对于同一逆序对内的两个数\((a_{2i},a_{2i+1})\)，如果将其交换，则总的逆序对数会减少\(1\)，我们的策略需要的步数会减少\(1\)。

下面来考虑不在同一逆序对内的两个数。任取\(i,j\in\mathbb{N},\ i<j<\frac{1}{2}n\)。根据我们的策略，要将现在的\([2i,2j+1]\)排序，需要进行\(j-i+1\)次操作。考虑以下的几种交换（设交换后的序列为\(\vec{a'}=(a'_i)_{i=0}^{n-1}\)）。

• 如果交换第\(2i\)项与第\(2j\)项：此时有\(a'_{2i}=a_{2j}>a_{2j+1}=a'_{2j+1}\)，要排序\([2i,2j+1]\)只需直接选择\([2i,2j+1]\)进行操作即可，操作次数减少为\(1\)。
• 如果交换第\(2i\)项与第\(2j+1\)项：此时有\(a'_{2i}=a_{2j+1}>a_{2i}=a'_{2j+1}\)。同理，此时只需\(1\)次。以上两种情况相同，因为都是制造了新的逆序对。新的逆序对的跨度不可能比原本有的小，而这里制造的都是跨度大于\(1\)的。
• 如果交换第\(2i+1\)项与第\(2j\)项：此时有\(a'_{2i}=a_{2i}>a_{2i+1}=a'_{2j}\)，先将\([2i,2j]\)排序，得到\(\vec{a''}=(a''_i)_{i=0}^{n-1}\)；然后因为\(a''_{2j}=a_{2j}>a_{2j+1}=a''_{2j+1}\)，再对\([2j,2j+1]\)执行一次操作即可。总的操作次数\(2\leq j-i+1\)。
• 如果交换第\(2i+1\)项与第\(2j+1\)项：此时有\(a'_{2i}=a_{2i}>a_{2i+1}=a'_{2j+1}\)，直接对\([2i,2j+1]\)执行操作即可，操作次数减少为\(1\)。

由上可知该序列是一个“极小值点”。但我不知道如何证明其就是“最小值点”。

size_t n;
std::vector<int32_t> arr;
std::vector<std::pair<size_t, size_t>> opers;

inline void preprocess() {}

inline std::pair<size_t, size_t> getFarthestInverse() {
	std::pair<size_t, size_t> res{0, 0};
	for (size_t i = 0; i < n; ++i) {
		for (size_t j = i + 1; j < n; ++j) {
			if (arr[i] > arr[j] && j - i > res.second - res.first) {
				res.first = i;
				res.second = j;
			}
		}
	}
	return res;
}

inline void solve() {
	std::cin >> n;
	arr.resize(n);
	opers.clear();
	opers.reserve(n >> 1);
	for (auto &x : arr) std::cin >> x;

	while (!std::is_sorted(arr.begin(), arr.end())) {
		auto farthest = getFarthestInverse();
		opers.emplace_back(farthest);
		std::sort(arr.begin() + farthest.first, arr.begin() + farthest.second + 1);
	}

	std::cout << opers.size() << '\n';
	for (const auto &oper : opers) {
		std::cout << (oper.first + 1) << ' ' << (oper.second + 1) << '\n';
	}
}

时间复杂度：单个测试点最坏为\(O(n^3)\)。

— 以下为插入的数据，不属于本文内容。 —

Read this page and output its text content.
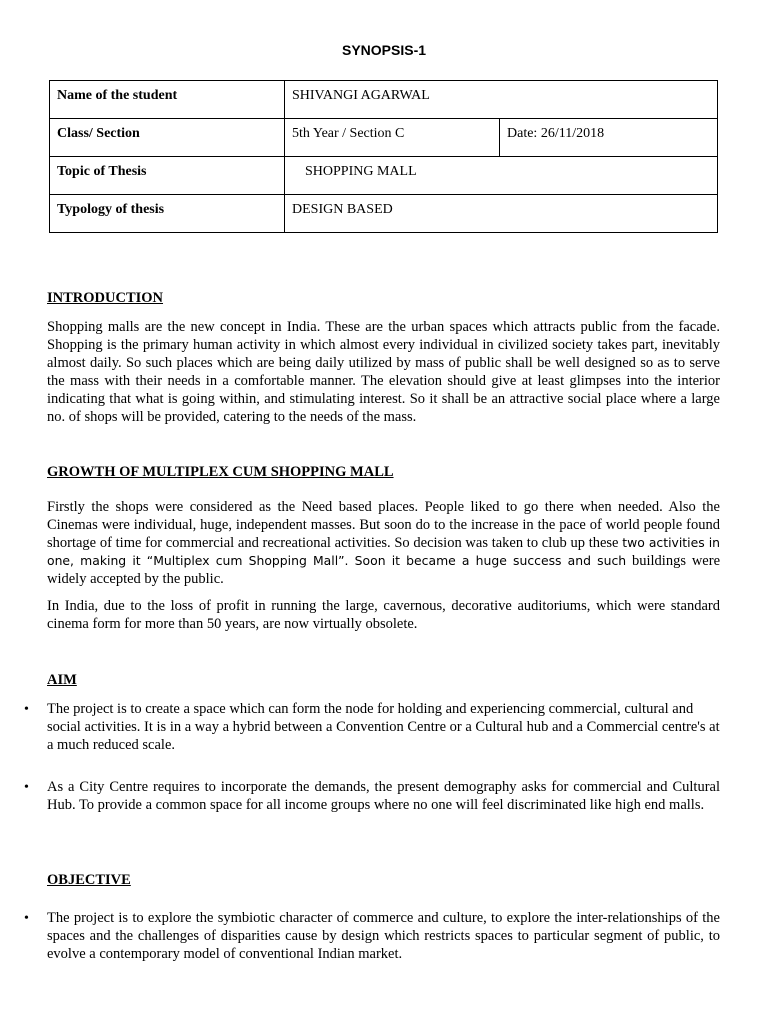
SYNOPSIS-1
Name of the student	SHIVANGI AGARWAL	
Class/ Section	5th Year / Section C	Date: 26/11/2018
Topic of Thesis	SHOPPING MALL	
Typology of thesis	DESIGN BASED	
INTRODUCTION
Shopping malls are the new concept in India. These are the urban spaces which attracts public from the facade. Shopping is the primary human activity in which almost every individual in civilized society takes part, inevitably almost daily. So such places which are being daily utilized by mass of public shall be well designed so as to serve the mass with their needs in a comfortable manner. The elevation should give at least glimpses into the interior indicating that what is going within, and stimulating interest. So it shall be an attractive social place where a large no. of shops will be provided, catering to the needs of the mass.
GROWTH OF MULTIPLEX CUM SHOPPING MALL
Firstly the shops were considered as the Need based places. People liked to go there when needed. Also the Cinemas were individual, huge, independent masses. But soon do to the increase in the pace of world people found shortage of time for commercial and recreational activities. So decision was taken to club up these two activities in one, making it “Multiplex cum Shopping Mall”. Soon it became a huge success and such buildings were widely accepted by the public.
In India, due to the loss of profit in running the large, cavernous, decorative auditoriums, which were standard cinema form for more than 50 years, are now virtually obsolete.
AIM
• The project is to create a space which can form the node for holding and experiencing commercial, cultural and social activities. It is in a way a hybrid between a Convention Centre or a Cultural hub and a Commercial centre's at a much reduced scale.
• As a City Centre requires to incorporate the demands, the present demography asks for commercial and Cultural Hub. To provide a common space for all income groups where no one will feel discriminated like high end malls.
OBJECTIVE
• The project is to explore the symbiotic character of commerce and culture, to explore the inter-relationships of the spaces and the challenges of disparities cause by design which restricts spaces to particular segment of public, to evolve a contemporary model of conventional Indian market.
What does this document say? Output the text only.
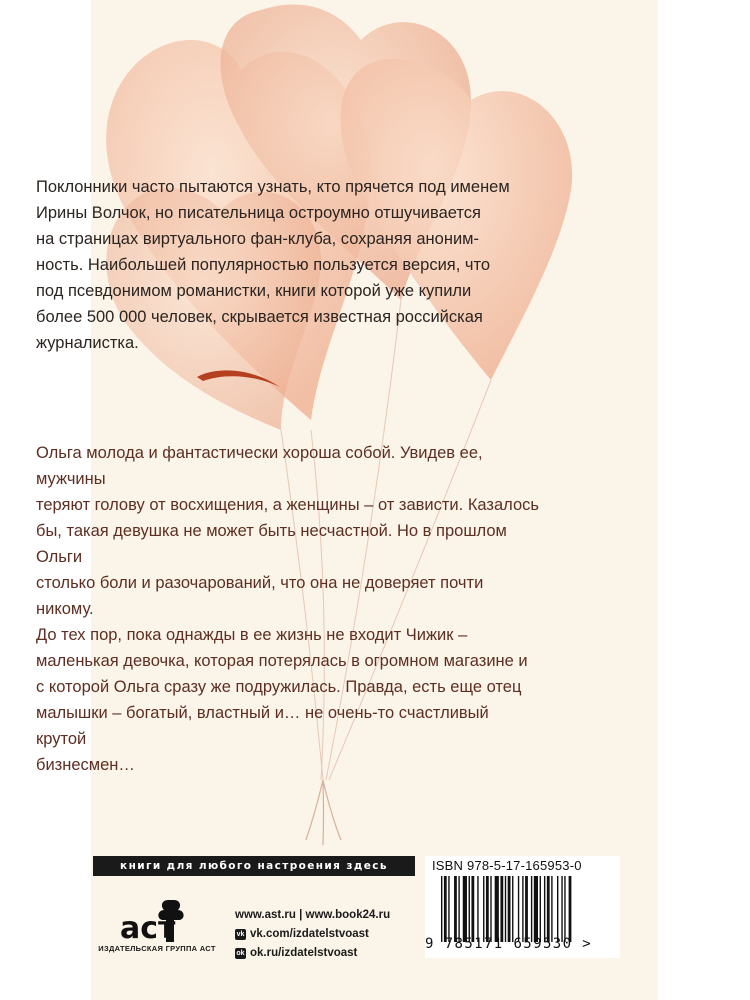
Поклонники часто пытаются узнать, кто прячется под именем

Ирины Волчок, но писательница остроумно отшучивается

на страницах виртуального фан-клуба, сохраняя аноним-

ность. Наибольшей популярностью пользуется версия, что

под псевдонимом романистки, книги которой уже купили

более 500 000 человек, скрывается известная российская

журналистка.

Ольга молода и фантастически хороша собой. Увидев ее, мужчины

теряют голову от восхищения, а женщины – от зависти. Казалось

бы, такая девушка не может быть несчастной. Но в прошлом Ольги

столько боли и разочарований, что она не доверяет почти никому.

До тех пор, пока однажды в ее жизнь не входит Чижик –

маленькая девочка, которая потерялась в огромном магазине и

с которой Ольга сразу же подружилась. Правда, есть еще отец

малышки – богатый, властный и… не очень-то счастливый крутой

бизнесмен…

книги для любого настроения здесь
аст
ИЗДАТЕЛЬСКАЯ ГРУППА АСТ
www.ast.ru | www.book24.ru
vk vk.com/izdatelstvoast
ok ok.ru/izdatelstvoast
ISBN 978-5-17-165953-0
9 785171 659530 >
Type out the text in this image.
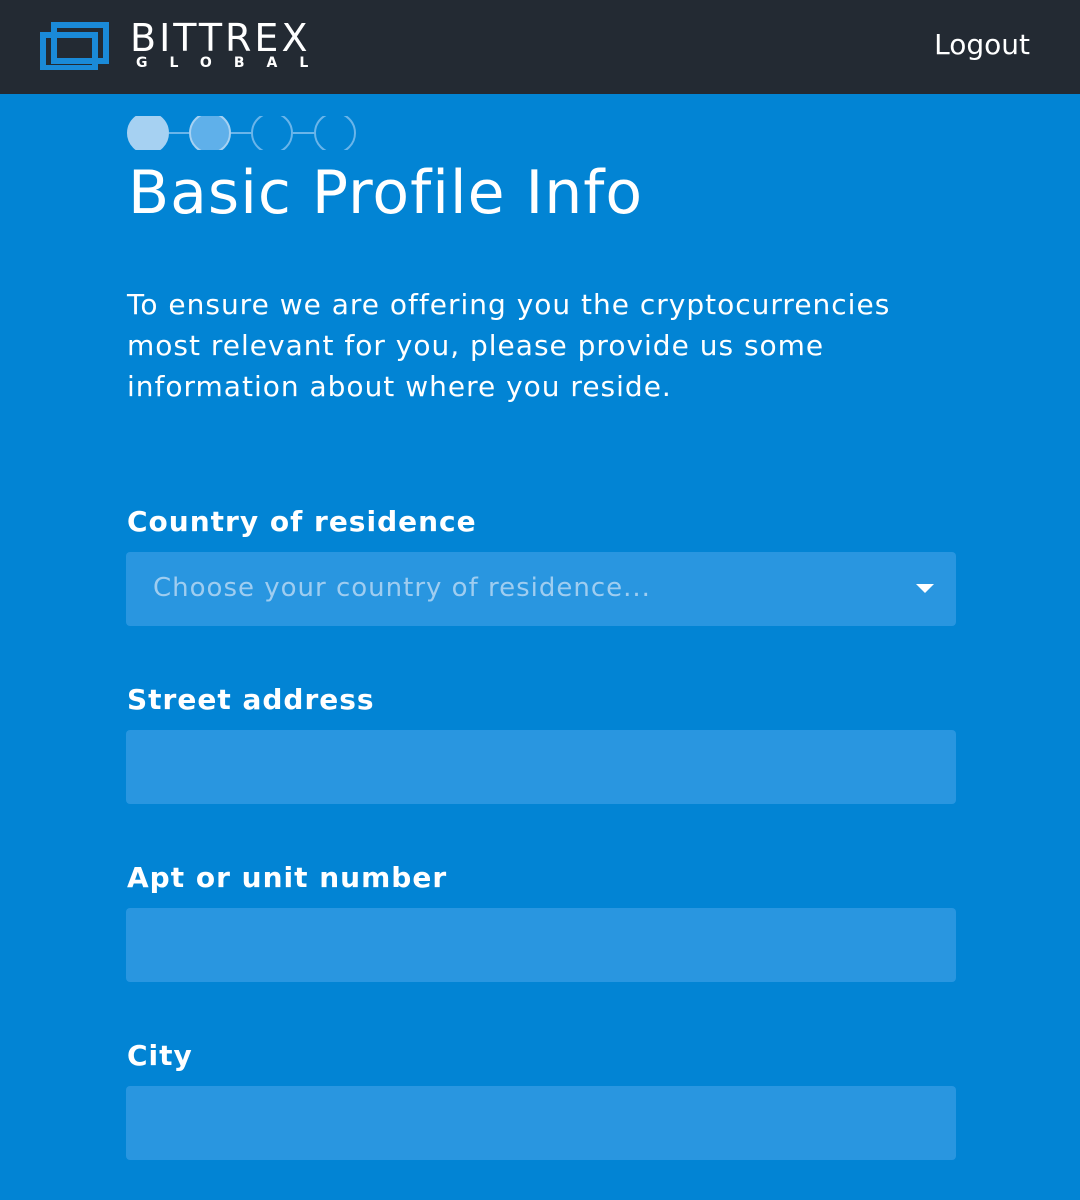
BITTREX
GLOBAL
Logout
Basic Profile Info

To ensure we are offering you the cryptocurrencies most relevant for you, please provide us some information about where you reside.

Country of residence
Choose your country of residence...
Street address
Apt or unit number
City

\(T\)个测试点的最坏总复杂度为\(O\left(\sum_{i=0}^{T-1}n_i^3\right)\)。我也不知道怎么严格证明这个复杂度是可接受的，反正就是AC了。

[B] [2021 ICPC Asia Nanjing Regional] Klee in Solitary Confinement

Given \(n\in\mathbb{N}^*,\ m\in\mathbb{Z}\) and an array \(\vec{a}=(a_i)_{i=0}^{n-1}\). You can perform the following operation at most once: Choose two integers \(b,e\text{ s.t. }0\leq b<e\leq n\) and add \(m\) to every \(a_i\) where \(i\in\mathbb{N}\cap[b,e)\). Compute the maximum occurrence of the mode number of the whole sequence if you choose to perform (or not perform) the operation optimally.

Input

\(n,|m|\leq10^6\).